No matter how much technology advances, this world is never going to turn into paradise. Why? Because technology can never make us immortal at the material level because matter by its every nature is temporary.

Moreover, technology improves only our periphery, not our core. It doesn’t transform our heart. And the heart is the seat of love, peace and fulfillment – all of which are central to real happiness.

Spirituality alone can provide all these – and provide them forever. Gita wisdom explains that we are indestructible souls who can attain everlasting happiness by rising to the spiritual level and there delighting in eternal love for Krishna.

Infatuation with technology can blind us to all this.

When we see something well, keep getting expert at seeing it better and keep getting accolades for that expertise, it’s easy to forget the things we don’t see, forget even that there might be something entirely different to see.

Similarly, when we are captivated by the promises of ever-improving technological gadgetry, it’s easy to forget that there exists a dramatically different reality –  the higher spiritual reality.

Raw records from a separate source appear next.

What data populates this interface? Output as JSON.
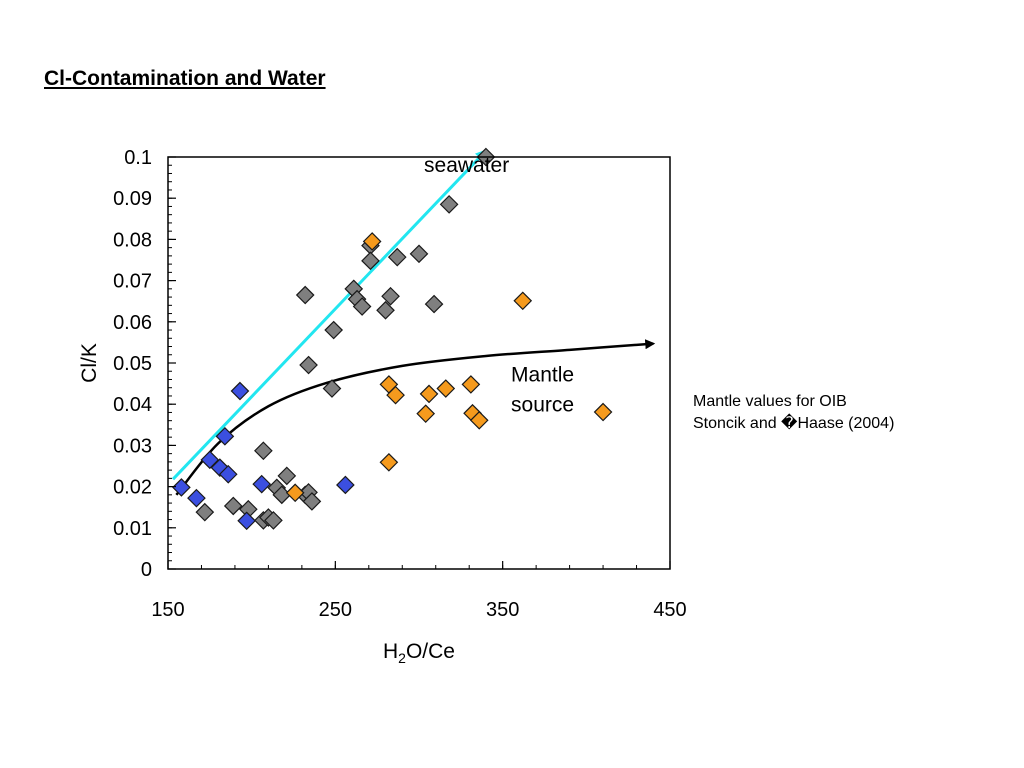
{
  "slide": {
    "title": "Cl-Contamination and Water",
    "note_line1": "Mantle values for OIB",
    "note_line2": "Stoncik and �Haase (2004)"
  },
  "chart_data": {
    "type": "scatter",
    "title": "",
    "xlabel": "H2O/Ce",
    "xlabel_main": "H",
    "xlabel_sub": "2",
    "xlabel_rest": "O/Ce",
    "ylabel": "Cl/K",
    "xlim": [
      150,
      450
    ],
    "ylim": [
      0,
      0.1
    ],
    "xticks": [
      150,
      250,
      350,
      450
    ],
    "xtick_labels": [
      "150",
      "250",
      "350",
      "450"
    ],
    "yticks": [
      0,
      0.01,
      0.02,
      0.03,
      0.04,
      0.05,
      0.06,
      0.07,
      0.08,
      0.09,
      0.1
    ],
    "ytick_labels": [
      "0",
      "0.01",
      "0.02",
      "0.03",
      "0.04",
      "0.05",
      "0.06",
      "0.07",
      "0.08",
      "0.09",
      "0.1"
    ],
    "grid": false,
    "marker": "diamond",
    "series": [
      {
        "color": "#7f7f7f",
        "points": [
          [
            340,
            0.1
          ],
          [
            318,
            0.0885
          ],
          [
            271,
            0.0785
          ],
          [
            300,
            0.0765
          ],
          [
            287,
            0.0757
          ],
          [
            271,
            0.0748
          ],
          [
            232,
            0.0665
          ],
          [
            261,
            0.068
          ],
          [
            263,
            0.0655
          ],
          [
            283,
            0.0662
          ],
          [
            266,
            0.0637
          ],
          [
            280,
            0.0628
          ],
          [
            309,
            0.0643
          ],
          [
            249,
            0.058
          ],
          [
            234,
            0.0495
          ],
          [
            248,
            0.0438
          ],
          [
            207,
            0.0287
          ],
          [
            172,
            0.0138
          ],
          [
            189,
            0.0153
          ],
          [
            198,
            0.0145
          ],
          [
            207,
            0.0118
          ],
          [
            210,
            0.0125
          ],
          [
            213,
            0.0118
          ],
          [
            215,
            0.0197
          ],
          [
            218,
            0.018
          ],
          [
            221,
            0.0226
          ],
          [
            232,
            0.018
          ],
          [
            234,
            0.0186
          ],
          [
            236,
            0.0164
          ]
        ]
      },
      {
        "color": "#3b4fe0",
        "points": [
          [
            158,
            0.0198
          ],
          [
            167,
            0.0172
          ],
          [
            175,
            0.0265
          ],
          [
            181,
            0.0246
          ],
          [
            184,
            0.0322
          ],
          [
            186,
            0.023
          ],
          [
            193,
            0.0432
          ],
          [
            197,
            0.0117
          ],
          [
            206,
            0.0206
          ],
          [
            256,
            0.0204
          ]
        ]
      },
      {
        "color": "#f59a1d",
        "points": [
          [
            272,
            0.0795
          ],
          [
            362,
            0.0651
          ],
          [
            282,
            0.0448
          ],
          [
            286,
            0.0422
          ],
          [
            306,
            0.0425
          ],
          [
            316,
            0.0438
          ],
          [
            331,
            0.0448
          ],
          [
            304,
            0.0377
          ],
          [
            332,
            0.0378
          ],
          [
            336,
            0.0361
          ],
          [
            410,
            0.0381
          ],
          [
            282,
            0.0259
          ],
          [
            226,
            0.0185
          ]
        ]
      }
    ],
    "annotations": [
      {
        "type": "arrow",
        "label": "seawater",
        "color": "#22e6f0",
        "from": [
          153,
          0.0218
        ],
        "to": [
          340,
          0.1015
        ],
        "label_at": [
          303,
          0.0964
        ]
      },
      {
        "type": "curve-arrow",
        "label_line1": "Mantle",
        "label_line2": "source",
        "color": "#000000",
        "points": [
          [
            155,
            0.018
          ],
          [
            180,
            0.0305
          ],
          [
            210,
            0.0395
          ],
          [
            245,
            0.0452
          ],
          [
            290,
            0.0493
          ],
          [
            340,
            0.0517
          ],
          [
            390,
            0.0532
          ],
          [
            440,
            0.0547
          ]
        ],
        "label_at": [
          355,
          0.0455
        ]
      }
    ]
  }
}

That reality eludes those who are infatuated with trying to manipulate matter in the hope of enjoyment, as the Bhagavad-gita (15.10) indicates. Thus, the better our vision of material things, even a 20/20 vision, it can make us blind if it causes us to miss the full picture of reality – material and spiritual.

Thankfully, this blindness is not mandatory. If we use Gita wisdom to stay aware of the reality and primacy of spirituality, then we can use matter and material technology for our all-round well-being.

Bhagavad Gita Chapter 15 Text 10

The foolish cannot understand how a living entity can quit his body, nor can they understand what sort of body he enjoys under the spell of the modes of nature. But one whose eyes are trained in knowledge can see all this.